Here is the problem I'm working on: Your bank makes 1,000 loans for 180,000 for each loan. The probability of default is 2%. The loss per loan that defaults is 120,000. The way your bank can give out loans and not lose money is by charging an interest rate. If you charge an interest rate of, say, 2% you would earn 3,600 for each loan that doesn't foreclose. At what percentage should you set the interest rate so that your expected profit totals 100,000. Hint: Create a sampling model with expected value 100 so that when multiplied by the 1,000 loans you get an expectation of 100,000. Corroborate your answer with a Monte Carlo simulation.
The first part of the question asks me to calculate the percentage to set the interest rate so that the bank's expected profit totals 100,000. I'm really struggling with how to do this and was hoping someone in the community could get me going in the right direction.
For the Monte Carlo simulation, I am using RStudio and I created a model as follows:
library(dplyr)
pool <- rep(c(0, 1), 1000 * c(1 - 0.02, 0.02))
loans <- data.frame(i = numeric(1000),
p = numeric(1000),
int = numeric(1000),
def = numeric(1000),
earn = numeric(1000))
for (i in 1:1000){
loans$i[i] <- i
loans$p[i] <- 180000
loans$def[i] <- sample(pool, 1, replace = TRUE)
loans$int <- 0.02
loans$earn[i] <- ifelse(loans$default[i] == 1, -120000, 3600)
}
Can someone point me in the right direction on how to do the simulation. I'm very good with R and just need some direction.

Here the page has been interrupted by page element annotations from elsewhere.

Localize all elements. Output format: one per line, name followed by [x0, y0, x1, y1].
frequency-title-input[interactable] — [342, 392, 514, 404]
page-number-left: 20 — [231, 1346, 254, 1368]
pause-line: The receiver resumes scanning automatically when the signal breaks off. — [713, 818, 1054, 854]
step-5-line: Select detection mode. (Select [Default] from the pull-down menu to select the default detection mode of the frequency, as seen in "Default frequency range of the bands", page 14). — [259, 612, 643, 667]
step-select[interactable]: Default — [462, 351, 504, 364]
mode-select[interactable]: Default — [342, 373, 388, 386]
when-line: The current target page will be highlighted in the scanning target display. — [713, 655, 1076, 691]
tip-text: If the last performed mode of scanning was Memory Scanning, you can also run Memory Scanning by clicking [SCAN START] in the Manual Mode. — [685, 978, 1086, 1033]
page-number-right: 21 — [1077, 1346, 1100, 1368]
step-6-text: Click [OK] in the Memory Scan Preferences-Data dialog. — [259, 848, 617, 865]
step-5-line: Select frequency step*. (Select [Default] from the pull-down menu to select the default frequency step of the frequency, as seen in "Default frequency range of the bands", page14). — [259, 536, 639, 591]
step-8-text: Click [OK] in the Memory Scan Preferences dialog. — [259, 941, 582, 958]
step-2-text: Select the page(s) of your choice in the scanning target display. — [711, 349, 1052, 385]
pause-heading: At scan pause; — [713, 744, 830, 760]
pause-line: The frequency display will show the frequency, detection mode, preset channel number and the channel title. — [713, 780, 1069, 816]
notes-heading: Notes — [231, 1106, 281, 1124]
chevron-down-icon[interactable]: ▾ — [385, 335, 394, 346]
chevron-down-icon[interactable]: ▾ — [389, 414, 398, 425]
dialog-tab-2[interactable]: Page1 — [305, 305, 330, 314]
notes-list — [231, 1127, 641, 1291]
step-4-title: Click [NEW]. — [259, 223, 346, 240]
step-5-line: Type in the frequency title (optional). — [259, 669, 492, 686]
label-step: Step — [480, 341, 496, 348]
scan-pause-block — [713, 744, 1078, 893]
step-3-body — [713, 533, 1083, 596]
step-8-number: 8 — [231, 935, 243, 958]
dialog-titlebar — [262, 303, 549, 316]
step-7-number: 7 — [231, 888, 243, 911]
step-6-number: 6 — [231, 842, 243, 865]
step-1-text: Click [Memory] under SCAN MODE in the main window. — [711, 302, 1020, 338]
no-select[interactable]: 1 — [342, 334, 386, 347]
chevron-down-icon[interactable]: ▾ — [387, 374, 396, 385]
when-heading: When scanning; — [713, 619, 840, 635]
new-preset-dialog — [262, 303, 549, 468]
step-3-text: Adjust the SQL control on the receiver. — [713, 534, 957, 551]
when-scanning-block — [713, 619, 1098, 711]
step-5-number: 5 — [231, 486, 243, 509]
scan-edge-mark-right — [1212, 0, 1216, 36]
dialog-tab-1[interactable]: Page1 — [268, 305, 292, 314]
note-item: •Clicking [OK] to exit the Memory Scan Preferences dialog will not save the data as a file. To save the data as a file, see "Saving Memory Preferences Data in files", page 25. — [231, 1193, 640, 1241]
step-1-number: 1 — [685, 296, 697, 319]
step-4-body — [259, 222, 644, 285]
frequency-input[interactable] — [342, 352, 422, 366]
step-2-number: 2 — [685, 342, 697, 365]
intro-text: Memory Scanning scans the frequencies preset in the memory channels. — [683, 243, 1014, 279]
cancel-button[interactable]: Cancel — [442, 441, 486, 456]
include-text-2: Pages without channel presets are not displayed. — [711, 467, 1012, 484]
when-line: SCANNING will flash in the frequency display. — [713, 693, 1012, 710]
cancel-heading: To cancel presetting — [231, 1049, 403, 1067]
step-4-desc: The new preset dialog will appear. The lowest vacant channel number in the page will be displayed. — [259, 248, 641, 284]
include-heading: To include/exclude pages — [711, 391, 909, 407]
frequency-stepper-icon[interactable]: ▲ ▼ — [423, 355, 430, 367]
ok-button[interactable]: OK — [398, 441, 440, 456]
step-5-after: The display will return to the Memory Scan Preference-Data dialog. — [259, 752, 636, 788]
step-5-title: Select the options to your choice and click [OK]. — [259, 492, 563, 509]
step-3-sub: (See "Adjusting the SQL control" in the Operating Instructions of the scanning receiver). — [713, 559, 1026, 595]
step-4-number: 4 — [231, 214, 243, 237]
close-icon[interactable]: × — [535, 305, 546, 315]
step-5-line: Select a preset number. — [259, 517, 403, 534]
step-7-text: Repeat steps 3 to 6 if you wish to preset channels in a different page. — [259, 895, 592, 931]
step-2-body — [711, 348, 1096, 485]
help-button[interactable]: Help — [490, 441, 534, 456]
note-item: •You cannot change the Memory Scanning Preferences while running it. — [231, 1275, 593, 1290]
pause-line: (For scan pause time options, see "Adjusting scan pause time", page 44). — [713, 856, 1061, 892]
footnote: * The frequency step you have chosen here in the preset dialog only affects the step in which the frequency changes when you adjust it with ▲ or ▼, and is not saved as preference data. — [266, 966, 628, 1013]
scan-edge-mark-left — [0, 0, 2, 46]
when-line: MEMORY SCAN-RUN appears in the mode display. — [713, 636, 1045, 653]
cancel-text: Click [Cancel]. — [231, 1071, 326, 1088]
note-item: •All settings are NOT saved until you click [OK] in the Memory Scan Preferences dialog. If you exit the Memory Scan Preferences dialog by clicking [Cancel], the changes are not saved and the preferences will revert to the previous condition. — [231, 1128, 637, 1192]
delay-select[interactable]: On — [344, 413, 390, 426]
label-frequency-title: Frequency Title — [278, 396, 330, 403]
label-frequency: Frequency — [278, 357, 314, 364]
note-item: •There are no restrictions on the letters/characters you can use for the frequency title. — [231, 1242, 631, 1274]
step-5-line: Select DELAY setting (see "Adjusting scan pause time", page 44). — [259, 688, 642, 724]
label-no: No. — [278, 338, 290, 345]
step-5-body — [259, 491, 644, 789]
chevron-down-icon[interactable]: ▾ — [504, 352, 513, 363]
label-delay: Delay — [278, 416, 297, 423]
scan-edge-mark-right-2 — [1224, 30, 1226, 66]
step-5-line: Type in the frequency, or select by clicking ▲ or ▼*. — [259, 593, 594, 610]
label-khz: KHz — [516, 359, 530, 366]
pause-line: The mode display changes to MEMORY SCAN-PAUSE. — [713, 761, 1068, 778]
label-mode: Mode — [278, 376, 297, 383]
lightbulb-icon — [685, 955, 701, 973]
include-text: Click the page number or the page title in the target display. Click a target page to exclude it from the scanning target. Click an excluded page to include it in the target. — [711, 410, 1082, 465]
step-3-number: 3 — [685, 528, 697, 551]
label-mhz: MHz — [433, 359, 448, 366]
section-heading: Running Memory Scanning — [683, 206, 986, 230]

The mean profit for a given \$180,000 loan is $-0.02 \cdot 120000 + 0.98 \cdot r \cdot 180000=176400r-2400$, where $r$ is the interest rate (as a fraction, not a percentage). You want the mean of one loan to be $100$ so $r$ should be $\frac{2500}{176400} \approx 0.0142$.
You then want to do a Monte Carlo simulation: take a sample of 1000 values from this distribution and compute the total. But this isn't hard; your profit is $-120000$ with probability $0.02$ and $180000r \approx 2551$ with probability $0.98$. So you can sample 1000 elements from this distribution using a code like this (this is MATLAB, but R can do the same easily enough):
and you expect the output to be 100 on average (between multiple simulations). In practice you will see that the standard deviation of this distribution is far larger than its mean (on the order of $10^4$). Averaging 1000 elements scales this down by $\sqrt{1000}$, which is about 30, but that still means the standard deviation is a few times bigger than the mean. So you shouldn't be surprised to see negative results or relatively large positive results.
All in all I'm not sure where the difficulty particularly is here, based on your question.